There’s strong industry interest in this Joint Communication and Sensing (JCAS) technology and multiple incentives for its use in 6G development. For the network operator, the ability to sense objects potentially blocking a beam and automatically find more optimal propagation paths improves network effectiveness.

As a general statement, the sensing function can be positioned as a cost-effective complement to the 6G communication technology. Furthermore, in industrial environments, particularly with robotics, considerable cost benefits are possible by combining sensing and communications into single hardware units.

6G Opportunities: Enablement of Automotive Use Cases

We can now consider how 6G will enhance the safety of automotive use cases, as illustrated by the intersection example. Figure 4 provides an overview of a car sensing system, showing where 6G can help enhance the system’s safety.

The earlier discussion highlighted how any trustworthy system would need large amounts of data to be transmitted and processed in a time-sensitive manner. Vehicle autonomy, on a wider scale, will therefore consume huge amounts of bandwidth and require significant advances in cloud-edge processing to bring compute power closer to the roadside. Ultimately, there will be a limit to 5G’s ability to support this requirement, driving the need for the 6G spectrum.

Beyond delivering increased bandwidth and reduced latency, 6G’s passive sensing capabilities will greatly improve a vehicle’s ability to detect non-connected entities, such as the cyclist in the intersection scenario.

6G’s higher sensing capabilities, enabled by sub-THz frequencies, improve the system’s ability to recognize and classify objects and accurately estimate positioning and movement. This enhanced sensing capability improves with higher network density and, therefore, will be beneficial in urban areas, where network densities are highest and traffic systems more complex.

Next to “passive” sensing, 6G’s capabilities also can enhance the situational awareness toward better driver-assist capabilities by using improved cellular-system link-based localization techniques as described in Henk Wymeersch’s lecture, “Radio Localization: Basics and State of the Art":

Highly accurate localization is essential for higher levels of driving autonomy, which is a strong area of opportunity for 6G. Current localization systems, based on GNSS/GPS or 5G networks, use trigonometric time-of-flight (ToF)-based technologies that require signals from multiple sources located at different positions to calculate an object’s position. A 5G system would need access to a minimum of three separate base stations for accuracy.

The latest technologies, though, can work with fewer base stations, analyzing the various propagation paths between transmitter and receiver that result from reflections in the local cell. The transmission characteristics of sub-THz waveforms mean that, with 6G networks, accurate positioning can be achieved even with a single base station. It would take advantage of the multiple reflective pathways of the carrier signal.

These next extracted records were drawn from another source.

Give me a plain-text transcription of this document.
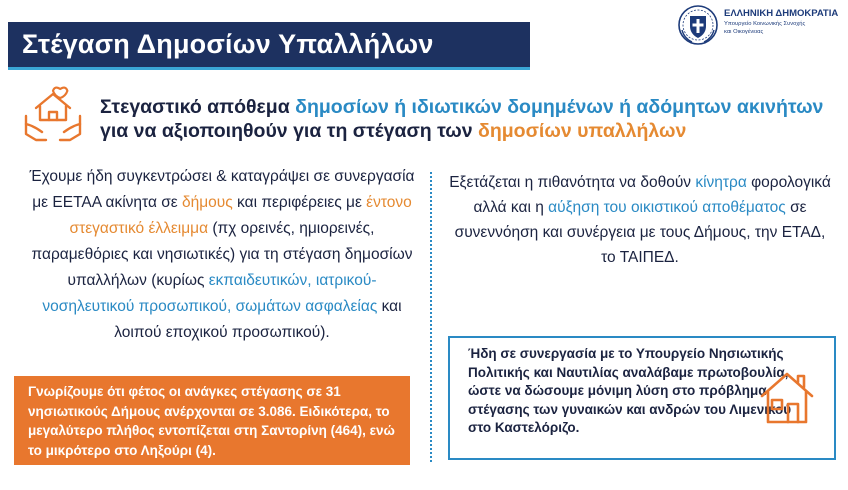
Στέγαση Δημοσίων Υπαλλήλων
ΕΛΛΗΝΙΚΗ ΔΗΜΟΚΡΑΤΙΑ
Υπουργείο Κοινωνικής Συνοχής
και Οικογένειας
Στεγαστικό απόθεμα δημοσίων ή ιδιωτικών δομημένων ή αδόμητων ακινήτων
για να αξιοποιηθούν για τη στέγαση των δημοσίων υπαλλήλων
Έχουμε ήδη συγκεντρώσει & καταγράψει σε συνεργασία με ΕΕΤΑΑ ακίνητα σε δήμους και περιφέρειες με έντονο στεγαστικό έλλειμμα (πχ ορεινές, ημιορεινές, παραμεθόριες και νησιωτικές) για τη στέγαση δημοσίων υπαλλήλων (κυρίως εκπαιδευτικών, ιατρικού-νοσηλευτικού προσωπικού, σωμάτων ασφαλείας και λοιπού εποχικού προσωπικού).
Εξετάζεται η πιθανότητα να δοθούν κίνητρα φορολογικά αλλά και η αύξηση του οικιστικού αποθέματος σε συνεννόηση και συνέργεια με τους Δήμους, την ΕΤΑΔ, το ΤΑΙΠΕΔ.
Γνωρίζουμε ότι φέτος οι ανάγκες στέγασης σε 31 νησιωτικούς Δήμους ανέρχονται σε 3.086. Ειδικότερα, το μεγαλύτερο πλήθος εντοπίζεται στη Σαντορίνη (464), ενώ το μικρότερο στο Ληξούρι (4).
Ήδη σε συνεργασία με το Υπουργείο Νησιωτικής Πολιτικής και Ναυτιλίας αναλάβαμε πρωτοβουλία, ώστε να δώσουμε μόνιμη λύση στο πρόβλημα στέγασης των γυναικών και ανδρών του Λιμενικού στο Καστελόριζο.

This brings significant benefits, particularly in cities, where “urban canyons” can adversely impact the accuracy of GNSS positioning systems. With network densification, 6G can be used to correct these inaccuracies, sharing information to improve the trustworthiness of the positioning system.

Conclusion

Sophisticated operating models are already in place to support the evolution of the connected vehicle. Core building blocks, including sensing, improved network localization, and V2X connectivity, are well-defined to increase safety levels. The trustworthiness of these models can be enhanced by the availability of networking capabilities beyond those of 5G.

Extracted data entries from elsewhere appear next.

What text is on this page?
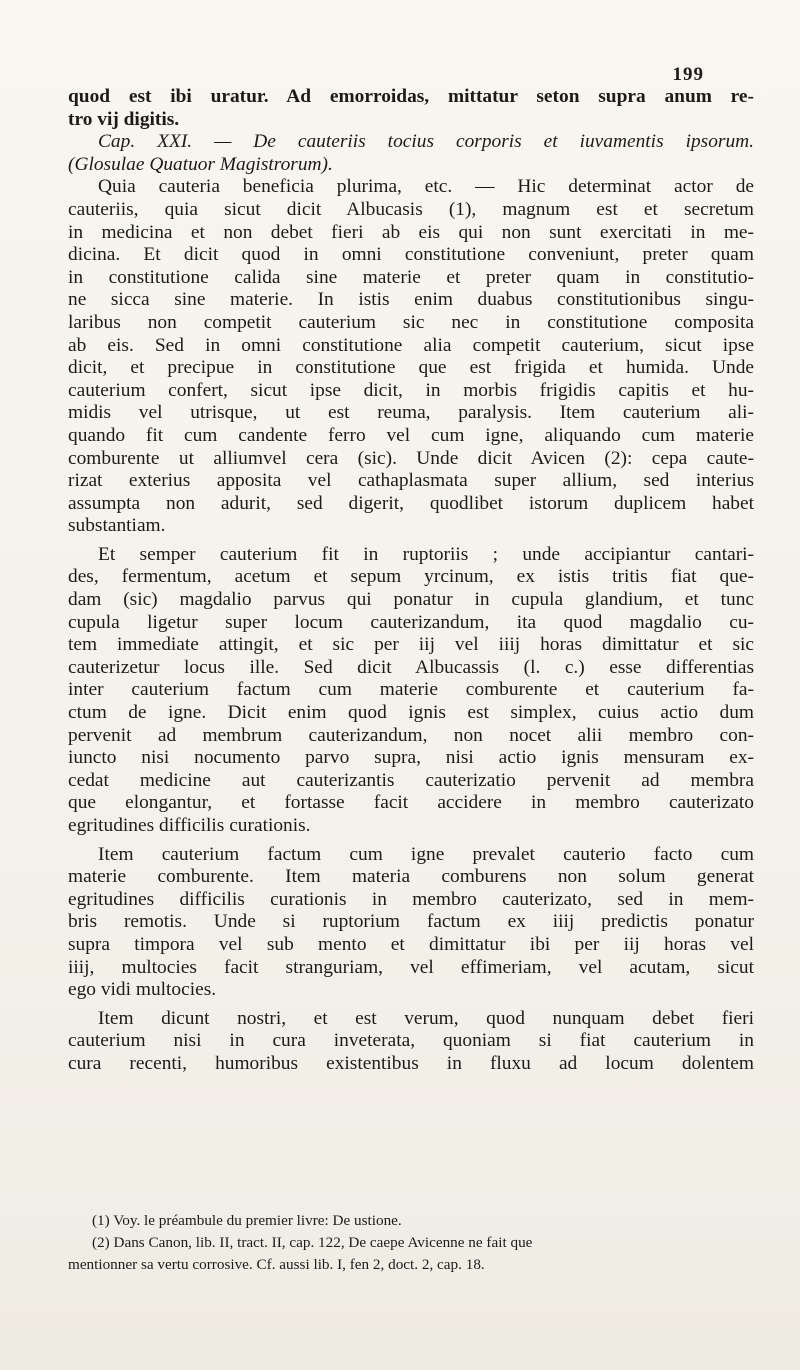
199
quod est ibi uratur. Ad emorroidas, mittatur seton supra anum re-
tro vij digitis.
Cap. XXI. — De cauteriis tocius corporis et iuvamentis ipsorum.
(Glosulae Quatuor Magistrorum).
Quia cauteria beneficia plurima, etc. — Hic determinat actor de
cauteriis, quia sicut dicit Albucasis (1), magnum est et secretum
in medicina et non debet fieri ab eis qui non sunt exercitati in me-
dicina. Et dicit quod in omni constitutione conveniunt, preter quam
in constitutione calida sine materie et preter quam in constitutio-
ne sicca sine materie. In istis enim duabus constitutionibus singu-
laribus non competit cauterium sic nec in constitutione composita
ab eis. Sed in omni constitutione alia competit cauterium, sicut ipse
dicit, et precipue in constitutione que est frigida et humida. Unde
cauterium confert, sicut ipse dicit, in morbis frigidis capitis et hu-
midis vel utrisque, ut est reuma, paralysis. Item cauterium ali-
quando fit cum candente ferro vel cum igne, aliquando cum materie
comburente ut alliumvel cera (sic). Unde dicit Avicen (2): cepa caute-
rizat exterius apposita vel cathaplasmata super allium, sed interius
assumpta non adurit, sed digerit, quodlibet istorum duplicem habet
substantiam.
Et semper cauterium fit in ruptoriis ; unde accipiantur cantari-
des, fermentum, acetum et sepum yrcinum, ex istis tritis fiat que-
dam (sic) magdalio parvus qui ponatur in cupula glandium, et tunc
cupula ligetur super locum cauterizandum, ita quod magdalio cu-
tem immediate attingit, et sic per iij vel iiij horas dimittatur et sic
cauterizetur locus ille. Sed dicit Albucassis (l. c.) esse differentias
inter cauterium factum cum materie comburente et cauterium fa-
ctum de igne. Dicit enim quod ignis est simplex, cuius actio dum
pervenit ad membrum cauterizandum, non nocet alii membro con-
iuncto nisi nocumento parvo supra, nisi actio ignis mensuram ex-
cedat medicine aut cauterizantis cauterizatio pervenit ad membra
que elongantur, et fortasse facit accidere in membro cauterizato
egritudines difficilis curationis.
Item cauterium factum cum igne prevalet cauterio facto cum
materie comburente. Item materia comburens non solum generat
egritudines difficilis curationis in membro cauterizato, sed in mem-
bris remotis. Unde si ruptorium factum ex iiij predictis ponatur
supra timpora vel sub mento et dimittatur ibi per iij horas vel
iiij, multocies facit stranguriam, vel effimeriam, vel acutam, sicut
ego vidi multocies.
Item dicunt nostri, et est verum, quod nunquam debet fieri
cauterium nisi in cura inveterata, quoniam si fiat cauterium in
cura recenti, humoribus existentibus in fluxu ad locum dolentem
(1) Voy. le préambule du premier livre: De ustione.
(2) Dans Canon, lib. II, tract. II, cap. 122, De caepe Avicenne ne fait que
mentionner sa vertu corrosive. Cf. aussi lib. I, fen 2, doct. 2, cap. 18.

6G network densification with smaller cells, combined with new frequency bands with higher bandwidth, can enable the convergence of connectivity with environmental awareness through sensing and localization. The large bandwidth foreseen for 6G technology provides high-data-rate connectivity supporting data and ML-driven applications. These new 6G features will open up new opportunities for augmenting car safety, as well as new automotive services.